Thursday, October 31, 2019

REVIEW FILM HOROR SPECIAL HALLOWEEN: PART 3



Halloween is coming dan untuk menyambut bulan horor ini lagi-lagi gue kasi rekomendasi film-film horor moncer buat kalian. Mulai dari buah karya Stephen King, film thriller psikologis yang sarat plot twist, hingga film sci-fi semuanya layak kalian simak untuk menemani Halloween ini. Tanpa banyak bicara ini dia review film gue part yang kedua.


IN THE TALL GRASS (2019)


Lagi-lagi film Netflix yang menyadur kisah besutan Stephen King ke layar kaca setelah “1922” yang pernah gue bahas juga. “In The Tall Grass” menceritakan tentang sepasang kakak beradik yang mendengar pinta tolong dari seorang bocah dari dalam rerumputan (rumputnya tinggi banget btw). Ia mengatakan bahwa ia dan keluarganya sudah terjebak selama berhari-hari di dalam rerumputan. Namun bagaimana mungkin? Kedua saudara itupun masuk ke dalam sana dan akhirnya mengetahui horor sesungguhnya: tak pernah ada yang bisa keluar dari dalam tempat itu!
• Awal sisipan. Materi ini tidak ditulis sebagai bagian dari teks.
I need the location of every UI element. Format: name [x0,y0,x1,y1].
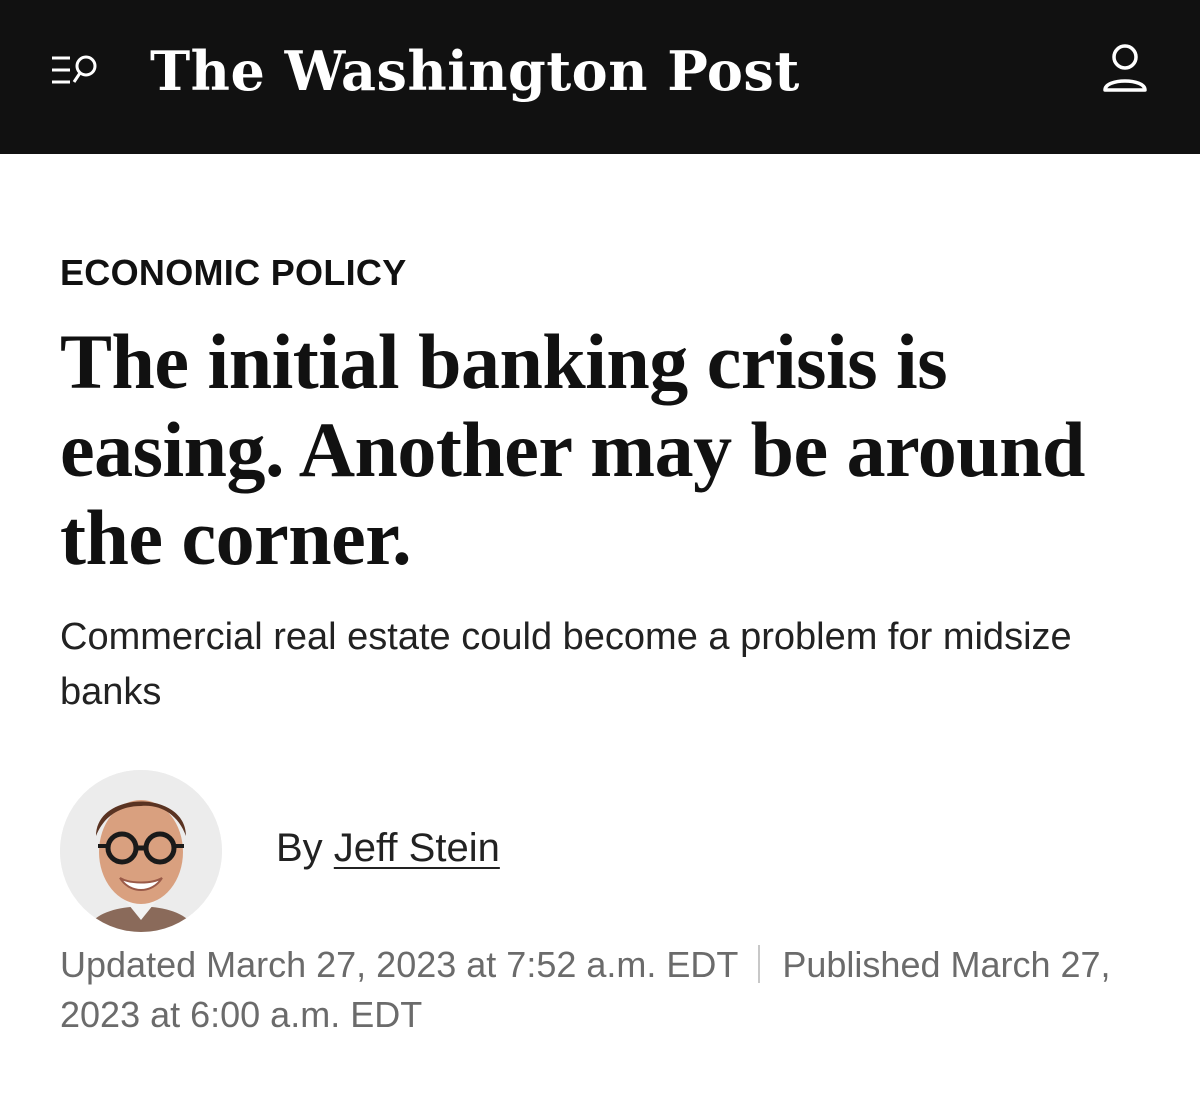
byline-prefix: By [276,826,334,870]
article-subheadline: Commercial real estate could become a pr… [60,616,1072,713]
byline: By Jeff Stein [276,826,500,871]
timestamp-divider [758,945,761,983]
section-label[interactable]: ECONOMIC POLICY [60,252,407,294]
author-avatar[interactable] [60,770,222,932]
menu-search-icon[interactable] [50,50,102,90]
washington-post-logo[interactable]: The Washington Post [150,36,800,106]
article-headline: The initial banking crisis is easing. An… [60,318,1085,581]
author-link[interactable]: Jeff Stein [334,826,500,870]
article-timestamps: Updated March 27, 2023 at 7:52 a.m. EDT P… [60,940,1160,1040]
author-photo [60,770,222,932]
updated-timestamp: Updated March 27, 2023 at 7:52 a.m. EDT [60,944,739,985]
top-navigation-bar: The Washington Post [0,0,1200,154]
user-account-icon[interactable] [1097,40,1153,96]
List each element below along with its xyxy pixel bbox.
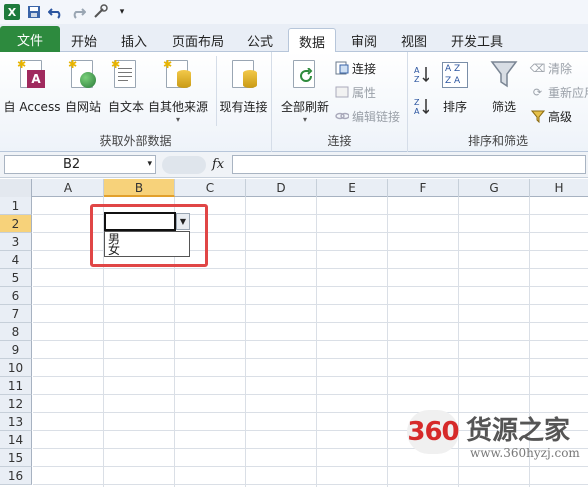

Stephen King selalu bisa meramu premis yang simpel dan unik, seperti kejebak di dalam padang rumput, menjadi sebuah cerita horor. Jelas ada kekuatan misterius yang menjebak mereka di sana dan situasi menjadi bertambah buruk ketika mereka bertemu dengan ayah sang bocah, yang diperankan oleh si raja horor, Patrick Wilson.

Film ini (seperti kebanyakan adaptasi Stephen King) ada hit dan missnya. Hit-nya tentu twist tentang bagaimana “si rumput” ini menjebak mereka dan ketika twist ini terungkap di pertengahan, hasilnya benar-benar memuaskan. Namun sayang, film ini sebenarnya sudah cukup berhasil jika selesai di pertengahan cerita sebab menurut gue, jalan ceritanya yang aneh sudah menjadi daya pikat tersendiri. Separuh film berikutnya menurut gue justru malah membosankan dan mudah ditebak. Bahkan klimaksnya biasa-biasa aja menurut gue.


Ada kejanggalan lain di film ini, yakni di dekat pertengahan cerita, tiba-tiba muncul satu karakter baru yang tiba-tiba diperkenalkan begitu aja. Gue nggak pernah sekolah film emang sih, tapi tetap saja gue tahu teknik seperti sangat tidak direkomendasikan (termasuk dalam menulis novel juga) karena terkesan seperti ini jadi kelemahan sang penulis yang nggak bisa memperkenalkan tokohnya dengan benar. Masa sih penulis sekaliber Stephen King bikin kesalahan semacam ini? Ternyata benar firasat gue, tokoh yang diperkenalkan di tengah-tengah ini ternyata adalah tokoh tambahan yang aslinya nggak ada di novel aslinya. Dan menurut gue, tokoh ini sebenarnya nggak perlu dan hanya digunakan penulisnya untuk nambah-nambahin konflik dan menyusun “happy ending” di akhir cerita.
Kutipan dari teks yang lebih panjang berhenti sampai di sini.